Wednesday, January 23, 2013

More on collaboration


Awhile ago I asked Art Weis, the Director here, if he knew of examples of collaboration in the plant world, between plants, say, or perhaps between a plant and some other creature. His immediate response was no … but then he paused and thought and said something about mutualism …  a term I have to explore. 

But in the meantime I’ve been reading Forests of Ash by Tom Griffiths, an environmental history of the mountain ash (Eucalyptus regnans) forests in the Australian state of Victoria. The book is excellent, readable and intelligent; it explores the shifting understandings of the forest as well as the forest itself. 

E. regnans is the tallest hardwood in the world, a magnificent tree. This image from Wikipedia will give you an idea of its size:



But to get back to collaboration, in Griffiths's book I came across a description (by entomologist Ross Field) of the complex relationships among a butterfly, two kinds of trees, and a species of ant. The butterfly is the Silky Hairstreak (Pseudalmenus chlorinda zephyrus) that breeds and feeds on various wattles (acacias). It looks like this (another Wikipedia image):


            “This small, beautiful butterfly with delicate tails, lays its eggs on wattle stems, but only on those that have [colonies of small black ants, Anonychomyrma biconvexa] nearby. Usually these ants are attending sap-sucking bugs, milking them of honey dew. The ants soon focus their attention on the young butterfly caterpillars that hatch from the eggs. The ants swarm over the larvae, tending posterior glands that exude protein-rich sugars.

[The ant looks like this: http://eol.org/pages/474085/overview]

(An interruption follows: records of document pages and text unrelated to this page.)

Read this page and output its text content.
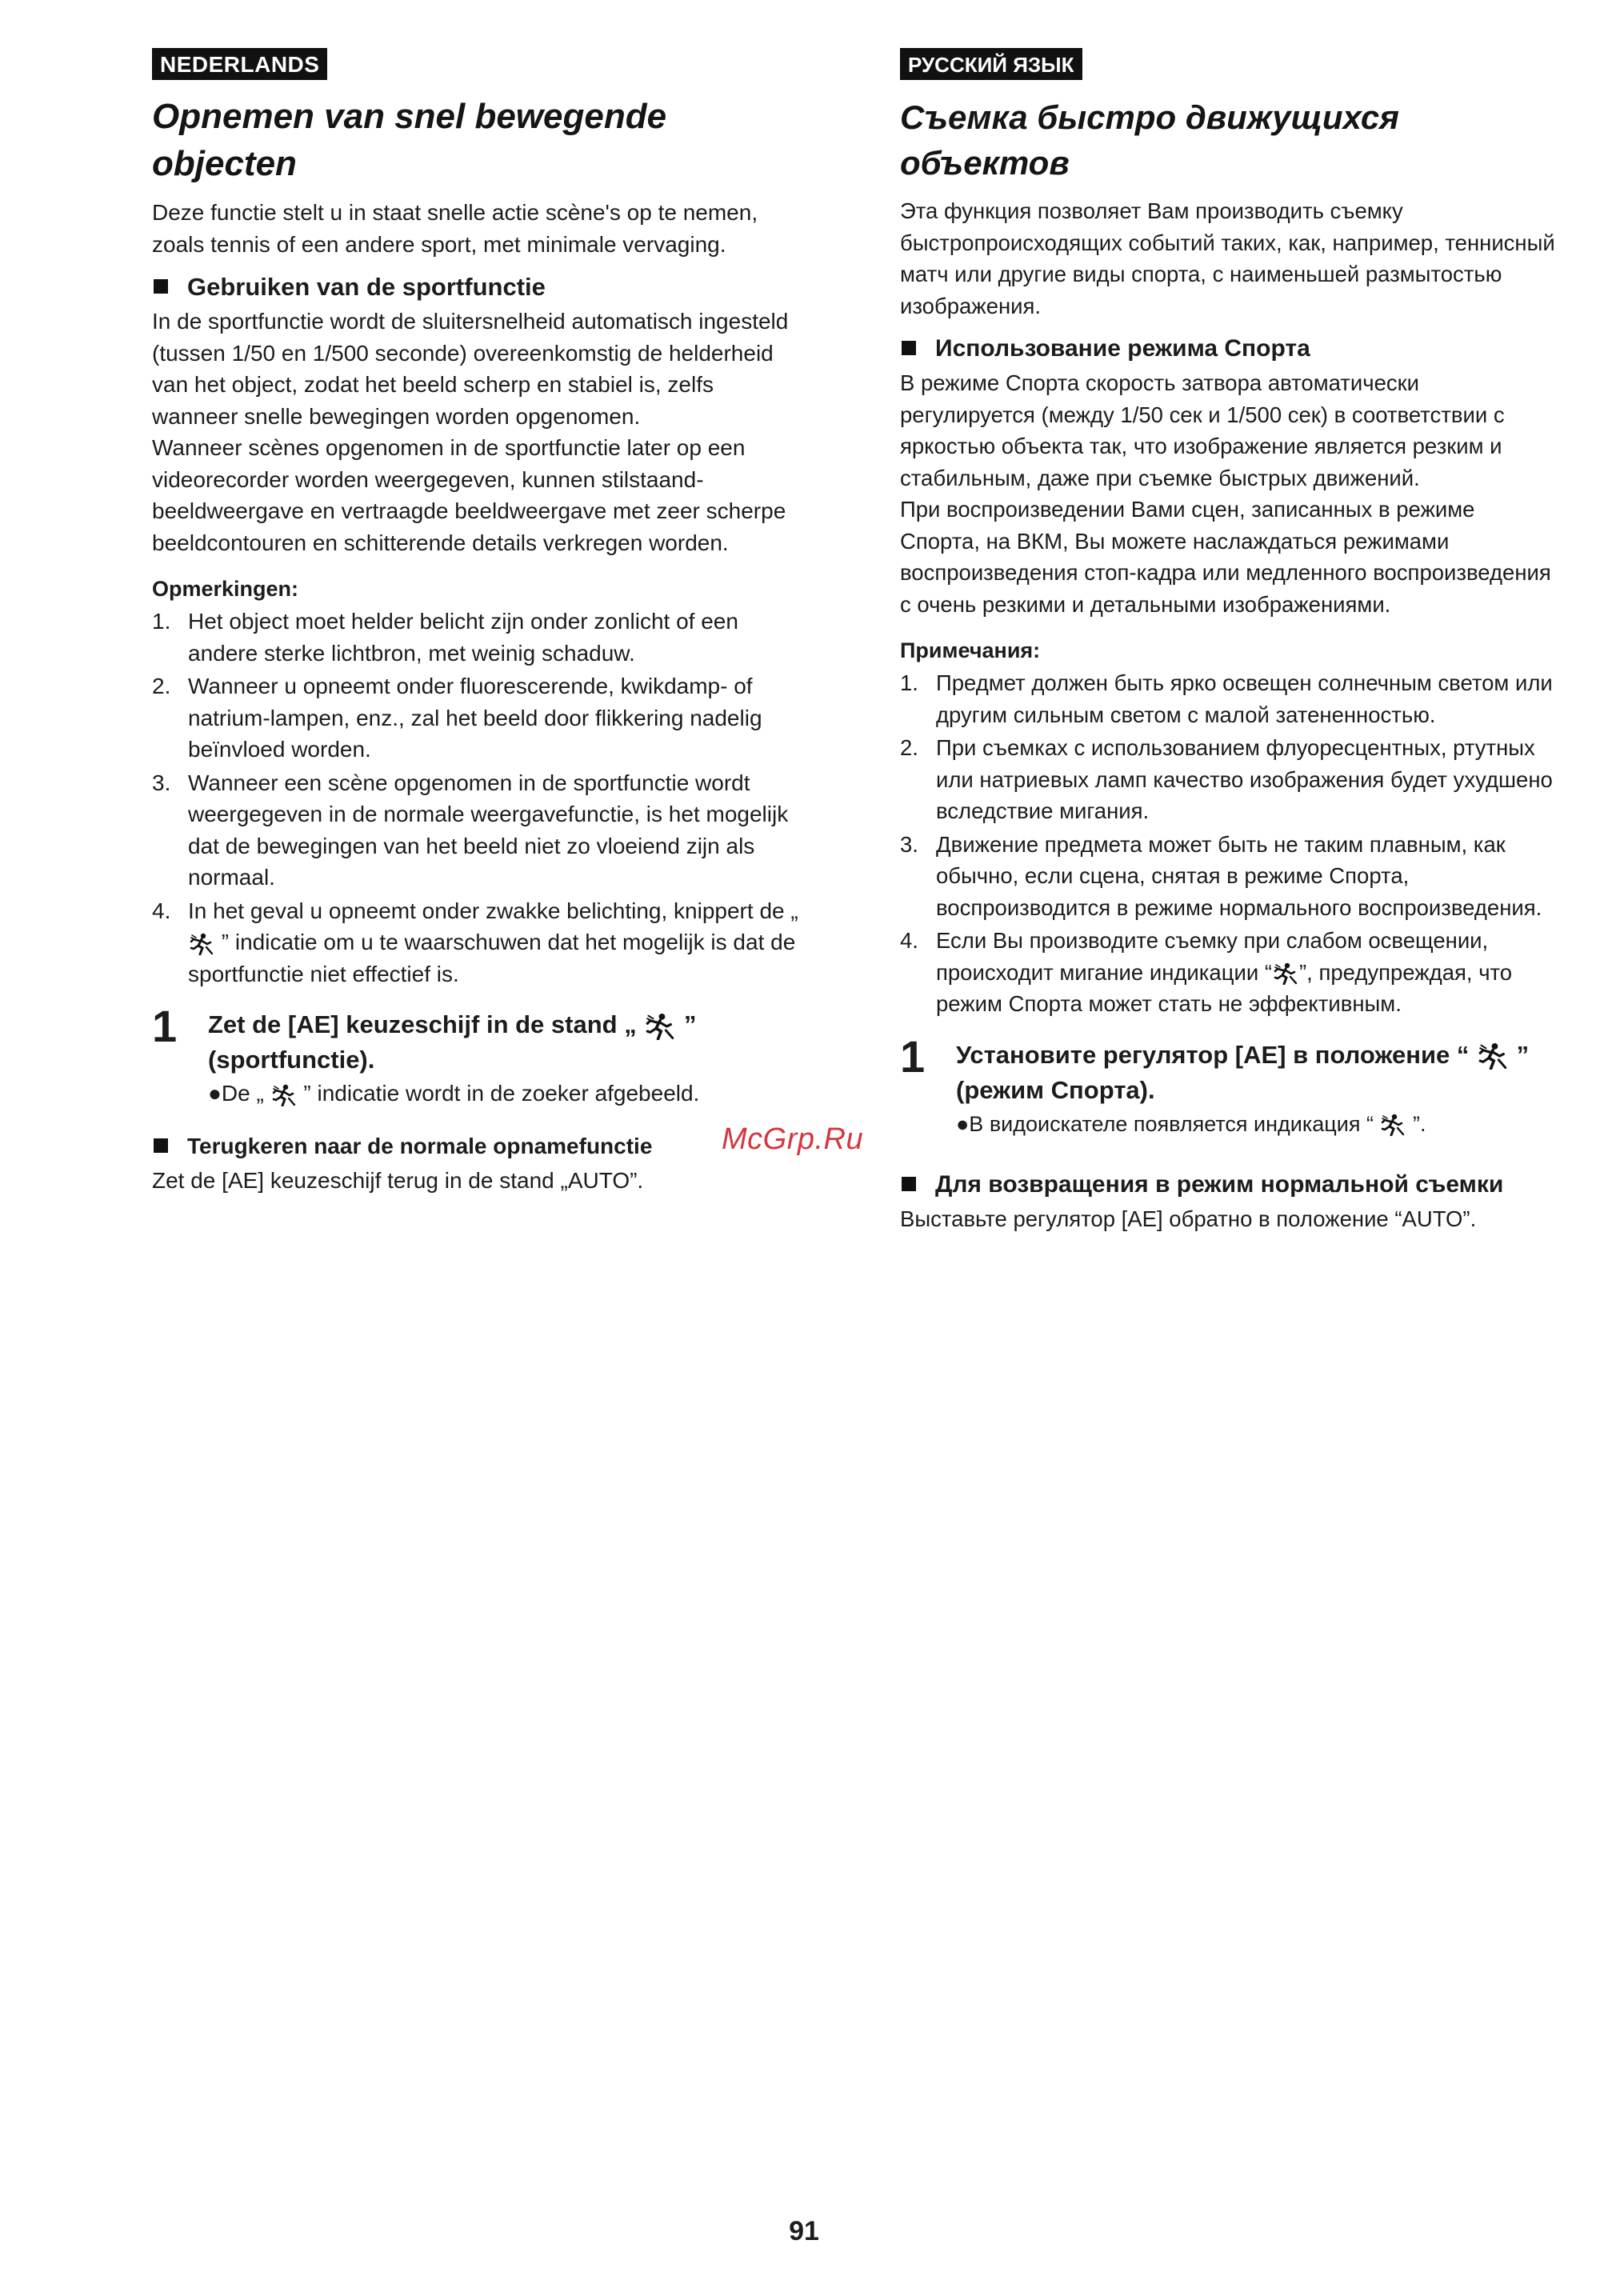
NEDERLANDS
Opnemen van snel bewegende objecten

Deze functie stelt u in staat snelle actie scène's op te nemen, zoals tennis of een andere sport, met minimale vervaging.

Gebruiken van de sportfunctie

In de sportfunctie wordt de sluitersnelheid automatisch ingesteld (tussen 1/50 en 1/500 seconde) overeenkomstig de helderheid van het object, zodat het beeld scherp en stabiel is, zelfs wanneer snelle bewegingen worden opgenomen.

Wanneer scènes opgenomen in de sportfunctie later op een videorecorder worden weergegeven, kunnen stilstaand-beeldweergave en vertraagde beeldweergave met zeer scherpe beeldcontouren en schitterende details verkregen worden.

Opmerkingen:
1. Het object moet helder belicht zijn onder zonlicht of een andere sterke lichtbron, met weinig schaduw.
2. Wanneer u opneemt onder fluorescerende, kwikdamp- of natrium-lampen, enz., zal het beeld door flikkering nadelig beïnvloed worden.
3. Wanneer een scène opgenomen in de sportfunctie wordt weergegeven in de normale weergavefunctie, is het mogelijk dat de bewegingen van het beeld niet zo vloeiend zijn als normaal.
4. In het geval u opneemt onder zwakke belichting, knippert de „  ” indicatie om u te waarschuwen dat het mogelijk is dat de sportfunctie niet effectief is.
1	Zet de [AE] keuzeschijf in de stand „ ” (sportfunctie).
●De „ ” indicatie wordt in de zoeker afgebeeld.
Terugkeren naar de normale opnamefunctie

Zet de [AE] keuzeschijf terug in de stand „AUTO”.

РУССКИЙ ЯЗЫК
Съемка быстро движущихся объектов

Эта функция позволяет Вам производить съемку быстропроисходящих событий таких, как, например, теннисный матч или другие виды спорта, с наименьшей размытостью изображения.

Использование режима Спорта

В режиме Спорта скорость затвора автоматически регулируется (между 1/50 сек и 1/500 сек) в соответствии с яркостью объекта так, что изображение является резким и стабильным, даже при съемке быстрых движений.

При воспроизведении Вами сцен, записанных в режиме Спорта, на ВКМ, Вы можете наслаждаться режимами воспроизведения стоп-кадра или медленного воспроизведения с очень резкими и детальными изображениями.

Примечания:
1. Предмет должен быть ярко освещен солнечным светом или другим сильным светом с малой затененностью.
2. При съемках с использованием флуоресцентных, ртутных или натриевых ламп качество изображения будет ухудшено вследствие мигания.
3. Движение предмета может быть не таким плавным, как обычно, если сцена, снятая в режиме Спорта, воспроизводится в режиме нормального воспроизведения.
4. Если Вы производите съемку при слабом освещении, происходит мигание индикации “ ”, предупреждая, что режим Спорта может стать не эффективным.
1	Установите регулятор [AE] в положение “ ” (режим Спорта).
●В видоискателе появляется индикация “ ”.
Для возвращения в режим нормальной съемки

Выставьте регулятор [AE] обратно в положение “AUTO”.

McGrp.Ru
91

            “The ants tend the caterpillars throughout their growth, usually from November to January [remember, this is Australia and summer time]. When mature, the caterpillars seek shelter to pupate. This begins with an extraordinary journey. Down the wattle tree the mature caterpillars travel, following the trail of ants, and up and under the bark of an adjoining eucalytus tree, more often than not a mountain ash. Here the caterpillars pupate, often clustered together, spending the next eight to ten months securely adhering to the trunk of the tree, and receiving occasional visits from the ants.
            “Such an amazing symbiotic relationship between ants and butterfly is thought to provide the caterpillars with some protection from marauding predators such as spiders and bugs and parasitic flies and wasps. … [The ants] do not need the butterfly to survive [but]… the Hairstreak cannot exist without attendant colonies of this one species of ant.”      (Forests of Ash, p. [112])


Because I’m interested in the metaphorical uses and reach of words I find myself thinking of this relationship among butterfly, ants, and trees as a kind of collaboration. I suspect—but don’t know—that most scientists would not accept the word as accurate, applied here.